The past fortnight has launched what promises to be an extremely busy three month period for sustainable development policy making.
The opening of the UN General Assembly (UNGA) was accompanied by the traditional parade of heads of State and government, as well as a number of special events. This year, the opening of the UNGA was preceded by a high-level event on desertification. In 2010, a similar pre-UNGA event focused on biodiversity and added momentum to the negotiations at the October meeting of the Conference of the Parties to the Convention on Biological Diversity, which resulted in the adoption of the Nagoya Protocol on Access to Genetic Resources and the Fair and Equitable Sharing of Benefits Arising from their Utilization, among other outcomes. And in 2009, a UN Summit on Climate Change convened prior to the opening of the UNGA, to feed into the momentum for the UN Copenhagen Climate Change Conference.

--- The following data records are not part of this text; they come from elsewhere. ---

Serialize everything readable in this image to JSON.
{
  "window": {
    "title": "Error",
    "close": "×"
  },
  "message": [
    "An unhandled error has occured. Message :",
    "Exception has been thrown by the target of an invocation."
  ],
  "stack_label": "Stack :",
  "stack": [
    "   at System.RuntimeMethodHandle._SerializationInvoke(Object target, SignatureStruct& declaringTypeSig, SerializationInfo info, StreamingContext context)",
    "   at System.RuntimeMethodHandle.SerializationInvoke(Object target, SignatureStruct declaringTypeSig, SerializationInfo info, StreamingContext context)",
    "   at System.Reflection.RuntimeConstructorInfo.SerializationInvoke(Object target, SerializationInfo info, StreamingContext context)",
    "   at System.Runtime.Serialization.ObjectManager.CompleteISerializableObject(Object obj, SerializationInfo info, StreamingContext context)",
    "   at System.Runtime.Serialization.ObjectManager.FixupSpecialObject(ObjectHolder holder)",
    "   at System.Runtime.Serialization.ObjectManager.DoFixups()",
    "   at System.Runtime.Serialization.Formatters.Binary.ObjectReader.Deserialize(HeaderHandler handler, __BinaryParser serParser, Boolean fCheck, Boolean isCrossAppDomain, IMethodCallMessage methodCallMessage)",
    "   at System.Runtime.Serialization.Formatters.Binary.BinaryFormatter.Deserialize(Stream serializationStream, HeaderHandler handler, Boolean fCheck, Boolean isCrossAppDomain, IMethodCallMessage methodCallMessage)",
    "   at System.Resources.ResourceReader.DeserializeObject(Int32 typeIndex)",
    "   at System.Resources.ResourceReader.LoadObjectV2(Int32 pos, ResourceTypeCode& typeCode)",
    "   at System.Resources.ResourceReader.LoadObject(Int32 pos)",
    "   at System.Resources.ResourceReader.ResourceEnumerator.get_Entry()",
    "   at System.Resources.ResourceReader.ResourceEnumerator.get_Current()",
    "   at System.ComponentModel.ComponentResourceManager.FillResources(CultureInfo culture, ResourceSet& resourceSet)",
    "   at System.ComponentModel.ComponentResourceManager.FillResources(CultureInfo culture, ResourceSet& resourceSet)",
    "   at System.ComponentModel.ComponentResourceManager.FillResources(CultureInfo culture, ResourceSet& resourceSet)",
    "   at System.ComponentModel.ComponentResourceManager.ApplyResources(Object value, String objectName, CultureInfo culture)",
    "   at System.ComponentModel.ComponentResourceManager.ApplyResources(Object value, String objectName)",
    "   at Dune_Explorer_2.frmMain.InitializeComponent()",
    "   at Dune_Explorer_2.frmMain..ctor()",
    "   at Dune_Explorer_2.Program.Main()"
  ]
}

The 2011 event for the youngest Rio Convention focused on the upcoming tenth meeting of the Conference of the Parties to the UN Convention to Combat Desertification as well as links between desertification, land degradation and drought, and the 2012 UN Conference on Sustainable Development (UNCSD, or Rio+20). In relation to the latter, a number of speakers suggested that a goal for “zero net land degradation” should be adopted as a quantitative sustainable development target. The idea of targets was also raised in statements during the opening of the UNGA, with several speakers, beginning with the UN Secretary-General, proposing that the UNCSD could endorse a process to elaborate sustainable development goals that “pick up where the Millennium Development Goals leave off” and to agree on the means to achieve them. This idea and many other possible outcomes from the UNCSD will be taken up next by regional meetings organized by the UN economic commissions, which will then lead into the UNCSD Preparatory Committee's negotiations during the Northern winter and spring.

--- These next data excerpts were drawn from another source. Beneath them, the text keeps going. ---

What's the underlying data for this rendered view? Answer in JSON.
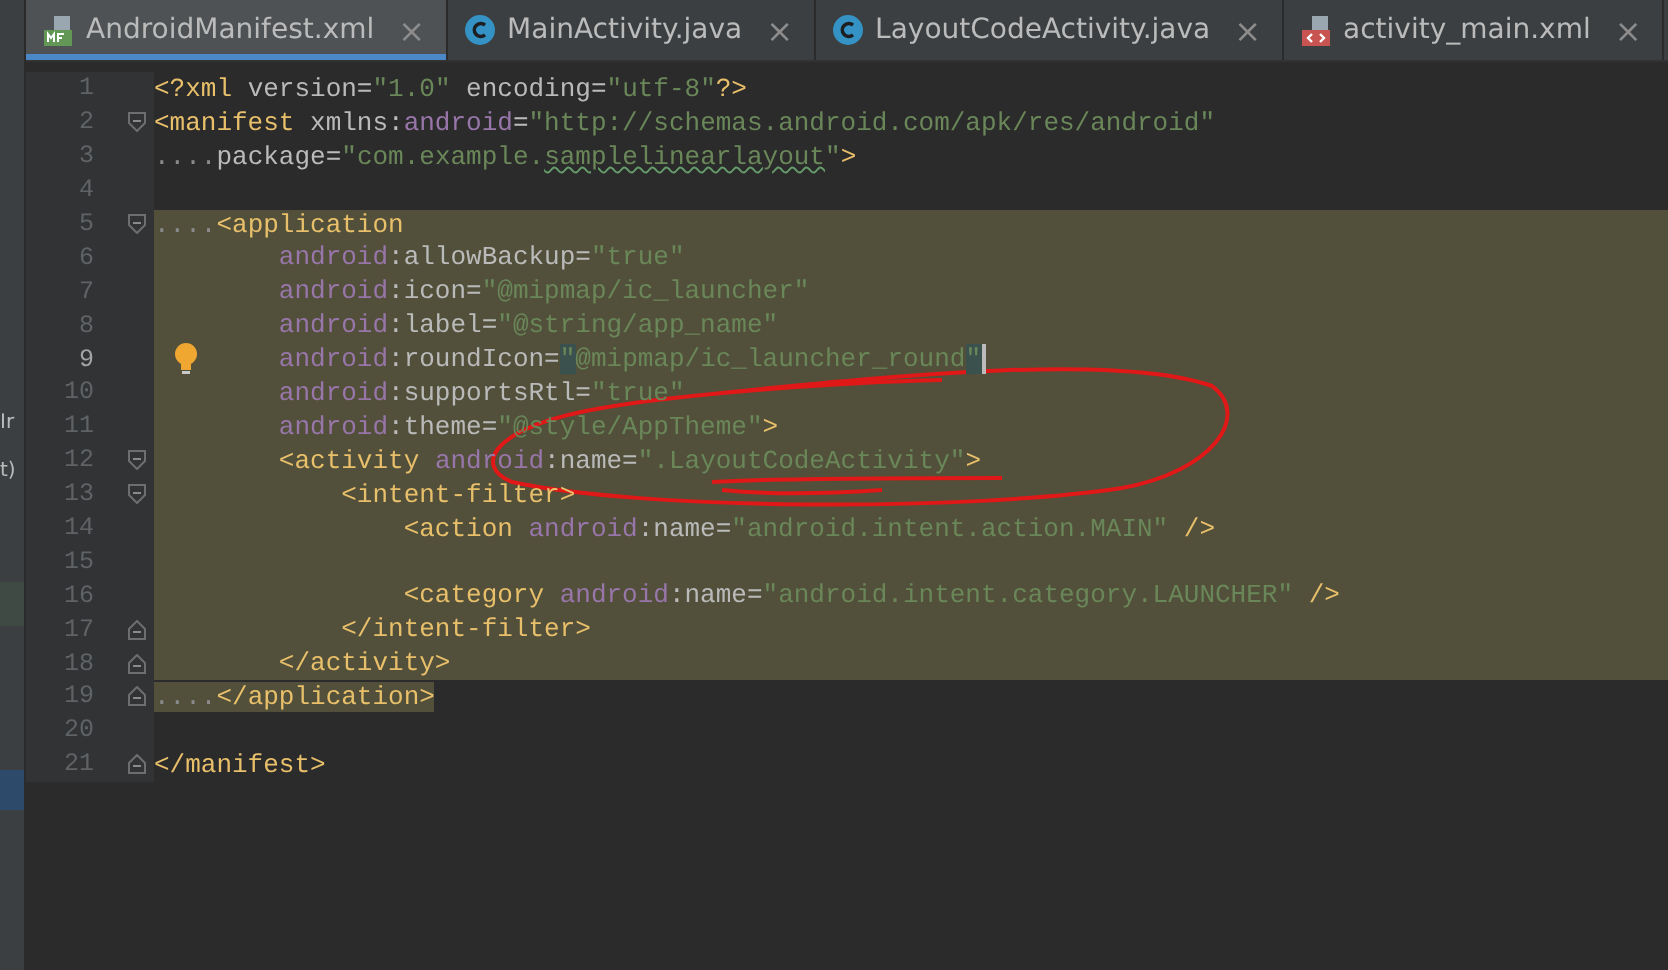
{
  "tabs": [
    {
      "label": "AndroidManifest.xml",
      "kind": "manifest",
      "selected": true,
      "close": "×"
    },
    {
      "label": "MainActivity.java",
      "kind": "java",
      "selected": false,
      "close": "×"
    },
    {
      "label": "LayoutCodeActivity.java",
      "kind": "java",
      "selected": false,
      "close": "×"
    },
    {
      "label": "activity_main.xml",
      "kind": "xml",
      "selected": false,
      "close": "×"
    }
  ],
  "side_panel": {
    "fragments": [
      "Ir",
      "t)"
    ]
  },
  "editor": {
    "lines": [
      {
        "number": "1",
        "current": false,
        "kind": "plain",
        "fold_start": false,
        "fold_end": false,
        "tokens": [
          {
            "kind": "tag",
            "text": "<?xml "
          },
          {
            "kind": "attr",
            "text": "version="
          },
          {
            "kind": "str",
            "text": "\"1.0\""
          },
          {
            "kind": "attr",
            "text": " encoding="
          },
          {
            "kind": "str",
            "text": "\"utf-8\""
          },
          {
            "kind": "tag",
            "text": "?>"
          }
        ]
      },
      {
        "number": "2",
        "current": false,
        "kind": "plain",
        "fold_start": true,
        "fold_end": false,
        "tokens": [
          {
            "kind": "tag",
            "text": "<manifest "
          },
          {
            "kind": "attr",
            "text": "xmlns:"
          },
          {
            "kind": "ns",
            "text": "android"
          },
          {
            "kind": "attr",
            "text": "="
          },
          {
            "kind": "str",
            "text": "\"http://schemas.android.com/apk/res/android\""
          }
        ]
      },
      {
        "number": "3",
        "current": false,
        "kind": "plain",
        "fold_start": false,
        "fold_end": false,
        "tokens": [
          {
            "kind": "ws",
            "text": "...."
          },
          {
            "kind": "attr",
            "text": "package="
          },
          {
            "kind": "str",
            "text": "\"com.example."
          },
          {
            "kind": "typo",
            "text": "samplelinearlayout"
          },
          {
            "kind": "str",
            "text": "\""
          },
          {
            "kind": "tag",
            "text": ">"
          }
        ]
      },
      {
        "number": "4",
        "current": false,
        "kind": "plain",
        "fold_start": false,
        "fold_end": false
      },
      {
        "number": "5",
        "current": false,
        "kind": "selection-start",
        "fold_start": true,
        "fold_end": false,
        "tokens": [
          {
            "kind": "ws",
            "text": "...."
          },
          {
            "kind": "tag",
            "text": "<application"
          }
        ]
      },
      {
        "number": "6",
        "current": false,
        "kind": "selected",
        "fold_start": false,
        "fold_end": false,
        "tokens": [
          {
            "kind": "ns",
            "text": "        android"
          },
          {
            "kind": "attr",
            "text": ":allowBackup="
          },
          {
            "kind": "str",
            "text": "\"true\""
          }
        ]
      },
      {
        "number": "7",
        "current": false,
        "kind": "selected",
        "fold_start": false,
        "fold_end": false,
        "tokens": [
          {
            "kind": "ns",
            "text": "        android"
          },
          {
            "kind": "attr",
            "text": ":icon="
          },
          {
            "kind": "str",
            "text": "\"@mipmap/ic_launcher\""
          }
        ]
      },
      {
        "number": "8",
        "current": false,
        "kind": "selected",
        "fold_start": false,
        "fold_end": false,
        "tokens": [
          {
            "kind": "ns",
            "text": "        android"
          },
          {
            "kind": "attr",
            "text": ":label="
          },
          {
            "kind": "str",
            "text": "\"@string/app_name\""
          }
        ]
      },
      {
        "number": "9",
        "current": true,
        "kind": "selected",
        "fold_start": false,
        "fold_end": false,
        "bulb": true,
        "tokens": [
          {
            "kind": "ns",
            "text": "        android"
          },
          {
            "kind": "attr",
            "text": ":roundIcon="
          },
          {
            "kind": "match",
            "text": "\""
          },
          {
            "kind": "str",
            "text": "@mipmap/ic_launcher_round"
          },
          {
            "kind": "match",
            "text": "\""
          }
        ]
      },
      {
        "number": "10",
        "current": false,
        "kind": "selected",
        "fold_start": false,
        "fold_end": false,
        "tokens": [
          {
            "kind": "ns",
            "text": "        android"
          },
          {
            "kind": "attr",
            "text": ":supportsRtl="
          },
          {
            "kind": "str",
            "text": "\"true\""
          }
        ]
      },
      {
        "number": "11",
        "current": false,
        "kind": "selected",
        "fold_start": false,
        "fold_end": false,
        "tokens": [
          {
            "kind": "ns",
            "text": "        android"
          },
          {
            "kind": "attr",
            "text": ":theme="
          },
          {
            "kind": "str",
            "text": "\"@style/AppTheme\""
          },
          {
            "kind": "tag",
            "text": ">"
          }
        ]
      },
      {
        "number": "12",
        "current": false,
        "kind": "selected",
        "fold_start": true,
        "fold_end": false,
        "tokens": [
          {
            "kind": "tag",
            "text": "        <activity "
          },
          {
            "kind": "ns",
            "text": "android"
          },
          {
            "kind": "attr",
            "text": ":name="
          },
          {
            "kind": "str",
            "text": "\".LayoutCodeActivity\""
          },
          {
            "kind": "tag",
            "text": ">"
          }
        ]
      },
      {
        "number": "13",
        "current": false,
        "kind": "selected",
        "fold_start": true,
        "fold_end": false,
        "tokens": [
          {
            "kind": "tag",
            "text": "            <intent-filter>"
          }
        ]
      },
      {
        "number": "14",
        "current": false,
        "kind": "selected",
        "fold_start": false,
        "fold_end": false,
        "tokens": [
          {
            "kind": "tag",
            "text": "                <action "
          },
          {
            "kind": "ns",
            "text": "android"
          },
          {
            "kind": "attr",
            "text": ":name="
          },
          {
            "kind": "str",
            "text": "\"android.intent.action.MAIN\""
          },
          {
            "kind": "tag",
            "text": " />"
          }
        ]
      },
      {
        "number": "15",
        "current": false,
        "kind": "selected",
        "fold_start": false,
        "fold_end": false
      },
      {
        "number": "16",
        "current": false,
        "kind": "selected",
        "fold_start": false,
        "fold_end": false,
        "tokens": [
          {
            "kind": "tag",
            "text": "                <category "
          },
          {
            "kind": "ns",
            "text": "android"
          },
          {
            "kind": "attr",
            "text": ":name="
          },
          {
            "kind": "str",
            "text": "\"android.intent.category.LAUNCHER\""
          },
          {
            "kind": "tag",
            "text": " />"
          }
        ]
      },
      {
        "number": "17",
        "current": false,
        "kind": "selected",
        "fold_start": false,
        "fold_end": true,
        "tokens": [
          {
            "kind": "tag",
            "text": "            </intent-filter>"
          }
        ]
      },
      {
        "number": "18",
        "current": false,
        "kind": "selected",
        "fold_start": false,
        "fold_end": true,
        "tokens": [
          {
            "kind": "tag",
            "text": "        </activity>"
          }
        ]
      },
      {
        "number": "19",
        "current": false,
        "kind": "selection-end",
        "fold_start": false,
        "fold_end": true,
        "tokens": [
          {
            "kind": "ws",
            "text": "...."
          },
          {
            "kind": "tag",
            "text": "</application>"
          }
        ]
      },
      {
        "number": "20",
        "current": false,
        "kind": "plain",
        "fold_start": false,
        "fold_end": false
      },
      {
        "number": "21",
        "current": false,
        "kind": "plain",
        "fold_start": false,
        "fold_end": true,
        "tokens": [
          {
            "kind": "tag",
            "text": "</manifest>"
          }
        ]
      }
    ]
  }
}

Meanwhile, the UN Panama Climate Change Conference taking place this week is seeking to build momentum going into the UN Durban Climate Change Conference, which will take place at the end of this year. Our team in Panama is reporting on the events there, and the drafts and proposals that will be sent to Durban. At last count, IISD RS will have teams in no fewer than 15 cities in the coming month, reporting on addition efforts to build momentum and reach consensus about the path forward for sustainable development.